Based on the foregoing, the FOIL log that you maintain clearly constitutes a Town record that falls within the scope of that law.
As a general matter, the Freedom of Information Law is based upon a presumption of access. Stated differently, all records of an agency are available, except to the extent that records or portions thereof fall within one or more grounds for denial appearing in §87(2)(a) through (j) of the Law.
Although one of exceptions to rights of access pertains to “internal” documents, due to its structure, that provision often requires disclosure, and I believe that to be so in this instance. Specifically, §87(2)(g) permits an agency to withhold records that:
"are inter-agency or intra-agency materials which are not:
i. statistical or factual tabulations or data;
ii. instructions to staff that affect the public;
iii. final agency policy or determinations; or
iv. external audits, including but not limited to audits performed by the comptroller and the federal government..."
It is noted that the language quoted above contains what in effect is a double negative. While inter-agency or intra-agency materials may be withheld, portions of such materials consisting of statistical or factual information, instructions to staff that affect the public, final agency policy or determinations or external audits must be made available, unless a different ground for denial could appropriately be asserted. Concurrently, those portions of inter-agency or intra-agency materials that are reflective of opinion, advice, recommendation and the like could in my view be withheld.
The FOIL log may be characterized as an “internal” document, or in the words of the provision quoted above, “intra-agency material.” However, based on subparagraph (i) of §87(2)(g), those portions of intra-agency materials consisting of “statistical or factual tabulations or data” must be disclosed, unless a different exception may properly be asserted. “Factual data” has been construed by the state’s highest court, the Court of Appeals, to mean factual or objective information, as opposed to opinions or recommendations, for example [see Gould v. New York City, 89 NY2d 267 (1996)].
Assuming that the FOIL log consists merely of entries reflective of factual information summarizing requests made under the Freedom of Information Law that include names of requesters, the dates of the requests, a description of the nature of the requests and or similar information, I believe it is a “FOIL-able” record accessible to the public.
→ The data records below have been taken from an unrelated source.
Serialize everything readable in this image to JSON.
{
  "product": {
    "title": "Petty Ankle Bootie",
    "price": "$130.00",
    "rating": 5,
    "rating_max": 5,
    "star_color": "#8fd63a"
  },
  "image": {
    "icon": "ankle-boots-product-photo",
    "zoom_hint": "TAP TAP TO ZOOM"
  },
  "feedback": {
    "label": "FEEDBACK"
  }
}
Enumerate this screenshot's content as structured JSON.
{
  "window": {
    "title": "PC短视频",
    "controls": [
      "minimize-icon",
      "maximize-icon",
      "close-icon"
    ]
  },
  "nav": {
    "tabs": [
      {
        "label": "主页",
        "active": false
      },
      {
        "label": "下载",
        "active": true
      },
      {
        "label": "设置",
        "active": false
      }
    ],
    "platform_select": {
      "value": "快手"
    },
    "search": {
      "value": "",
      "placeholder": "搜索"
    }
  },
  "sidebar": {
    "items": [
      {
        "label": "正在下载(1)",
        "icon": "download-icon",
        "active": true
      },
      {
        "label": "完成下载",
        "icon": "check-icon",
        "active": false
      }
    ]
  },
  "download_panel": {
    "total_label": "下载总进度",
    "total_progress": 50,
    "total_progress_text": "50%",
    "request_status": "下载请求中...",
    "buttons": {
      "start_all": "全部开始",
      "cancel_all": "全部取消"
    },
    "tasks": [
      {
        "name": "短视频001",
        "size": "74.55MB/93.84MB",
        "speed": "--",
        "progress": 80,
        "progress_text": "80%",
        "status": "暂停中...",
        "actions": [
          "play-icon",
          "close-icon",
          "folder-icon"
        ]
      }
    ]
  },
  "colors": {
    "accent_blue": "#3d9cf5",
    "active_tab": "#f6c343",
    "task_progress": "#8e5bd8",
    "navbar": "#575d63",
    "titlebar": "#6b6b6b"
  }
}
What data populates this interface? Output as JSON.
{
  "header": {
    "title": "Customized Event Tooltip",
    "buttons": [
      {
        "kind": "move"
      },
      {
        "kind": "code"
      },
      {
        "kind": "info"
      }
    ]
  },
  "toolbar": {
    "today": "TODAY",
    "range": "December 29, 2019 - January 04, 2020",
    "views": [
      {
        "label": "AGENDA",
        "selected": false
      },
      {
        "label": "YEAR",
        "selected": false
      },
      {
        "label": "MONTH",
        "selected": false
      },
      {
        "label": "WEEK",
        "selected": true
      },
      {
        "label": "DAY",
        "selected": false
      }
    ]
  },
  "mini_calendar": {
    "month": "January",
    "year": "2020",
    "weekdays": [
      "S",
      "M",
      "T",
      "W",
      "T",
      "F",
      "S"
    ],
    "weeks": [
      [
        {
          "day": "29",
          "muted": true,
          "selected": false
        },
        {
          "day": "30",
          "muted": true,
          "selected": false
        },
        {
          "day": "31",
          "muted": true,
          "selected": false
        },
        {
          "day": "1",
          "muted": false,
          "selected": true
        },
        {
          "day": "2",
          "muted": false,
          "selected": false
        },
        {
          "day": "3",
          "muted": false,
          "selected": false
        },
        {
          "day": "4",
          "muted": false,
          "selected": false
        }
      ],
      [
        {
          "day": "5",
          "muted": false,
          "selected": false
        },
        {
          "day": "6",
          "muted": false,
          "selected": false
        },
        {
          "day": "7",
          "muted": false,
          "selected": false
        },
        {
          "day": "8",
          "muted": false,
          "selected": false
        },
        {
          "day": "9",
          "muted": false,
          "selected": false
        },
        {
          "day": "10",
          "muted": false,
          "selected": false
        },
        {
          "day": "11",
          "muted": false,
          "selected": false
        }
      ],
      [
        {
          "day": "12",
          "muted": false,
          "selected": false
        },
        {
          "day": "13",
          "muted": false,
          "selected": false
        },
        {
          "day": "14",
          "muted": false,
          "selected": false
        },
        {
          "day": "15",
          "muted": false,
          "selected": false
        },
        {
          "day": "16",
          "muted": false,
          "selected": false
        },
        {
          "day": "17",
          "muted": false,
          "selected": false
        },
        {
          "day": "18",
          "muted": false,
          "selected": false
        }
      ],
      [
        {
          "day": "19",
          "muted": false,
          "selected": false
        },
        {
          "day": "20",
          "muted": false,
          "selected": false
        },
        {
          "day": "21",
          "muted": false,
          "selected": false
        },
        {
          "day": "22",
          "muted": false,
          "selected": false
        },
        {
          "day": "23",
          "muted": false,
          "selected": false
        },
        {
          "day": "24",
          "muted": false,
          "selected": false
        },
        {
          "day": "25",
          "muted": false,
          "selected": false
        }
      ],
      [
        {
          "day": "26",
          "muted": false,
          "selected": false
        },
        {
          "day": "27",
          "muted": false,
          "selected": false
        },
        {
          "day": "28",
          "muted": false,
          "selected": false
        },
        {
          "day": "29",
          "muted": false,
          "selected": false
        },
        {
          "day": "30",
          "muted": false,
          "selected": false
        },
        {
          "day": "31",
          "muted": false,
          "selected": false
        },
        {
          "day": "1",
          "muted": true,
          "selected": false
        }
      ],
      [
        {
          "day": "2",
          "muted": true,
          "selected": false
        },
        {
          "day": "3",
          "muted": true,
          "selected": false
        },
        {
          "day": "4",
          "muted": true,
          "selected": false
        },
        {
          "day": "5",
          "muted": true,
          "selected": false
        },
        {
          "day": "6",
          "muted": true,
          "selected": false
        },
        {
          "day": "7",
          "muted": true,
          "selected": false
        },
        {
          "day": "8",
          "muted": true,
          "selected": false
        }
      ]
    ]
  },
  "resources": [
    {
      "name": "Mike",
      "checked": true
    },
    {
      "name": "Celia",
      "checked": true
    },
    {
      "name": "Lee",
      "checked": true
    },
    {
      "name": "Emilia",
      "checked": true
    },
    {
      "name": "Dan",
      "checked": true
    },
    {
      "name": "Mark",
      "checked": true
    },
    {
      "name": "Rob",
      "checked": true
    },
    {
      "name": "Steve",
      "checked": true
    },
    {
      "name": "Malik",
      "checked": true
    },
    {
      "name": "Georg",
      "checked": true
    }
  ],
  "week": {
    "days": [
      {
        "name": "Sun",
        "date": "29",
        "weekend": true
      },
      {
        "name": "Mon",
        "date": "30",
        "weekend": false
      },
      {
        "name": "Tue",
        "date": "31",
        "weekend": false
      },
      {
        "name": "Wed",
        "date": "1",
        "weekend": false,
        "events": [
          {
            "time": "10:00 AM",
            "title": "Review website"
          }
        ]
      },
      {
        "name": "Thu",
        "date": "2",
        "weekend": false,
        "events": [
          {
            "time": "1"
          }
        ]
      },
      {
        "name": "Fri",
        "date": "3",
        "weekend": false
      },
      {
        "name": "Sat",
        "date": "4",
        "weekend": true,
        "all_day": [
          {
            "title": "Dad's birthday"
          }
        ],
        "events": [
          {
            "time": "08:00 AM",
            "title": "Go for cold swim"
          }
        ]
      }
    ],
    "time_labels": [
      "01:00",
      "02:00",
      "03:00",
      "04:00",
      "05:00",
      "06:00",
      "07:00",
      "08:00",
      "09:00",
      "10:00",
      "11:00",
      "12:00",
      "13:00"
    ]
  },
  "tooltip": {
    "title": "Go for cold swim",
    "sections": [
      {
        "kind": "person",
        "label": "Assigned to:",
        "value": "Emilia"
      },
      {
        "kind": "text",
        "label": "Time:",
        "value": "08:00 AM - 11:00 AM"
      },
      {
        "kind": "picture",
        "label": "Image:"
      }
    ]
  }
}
I point out, too, that it has been advised that the actual requests made under the Freedom of Information Law are generally accessible to the public. In my experience, most requests for records of a municipality relate to the functions of government. For instance, if a request is made for records involving a budget or town expenditures, it would include nothing that could be characterized as intimate or personal about the person making the request. In rare situations, those in which a request itself includes intimate or highly personal information, it has been advised that the name or other identifying details may be deleted on the ground that disclosure would constitute “an unwarranted invasion of personal privacy” [see §§87(2)(b) and 89(2)(b)] prior to disclosure of the remainder of the record. By means of example, if an individual seek records from a county agency relating to his/her medical condition, disclosure of that person’s name in conjunction with medical information would result in an unwarranted invasion of personal privacy, and I believe that personally identifying details could be deleted in that circumstance.
To reiterate, however, the FOIL log, as I understand its content, would consist solely of factual information and does not include intimate, personal information. If that is so, I believe that it is accessible to public pursuant to the Freedom of Information Law.
I hope that I have been of assistance.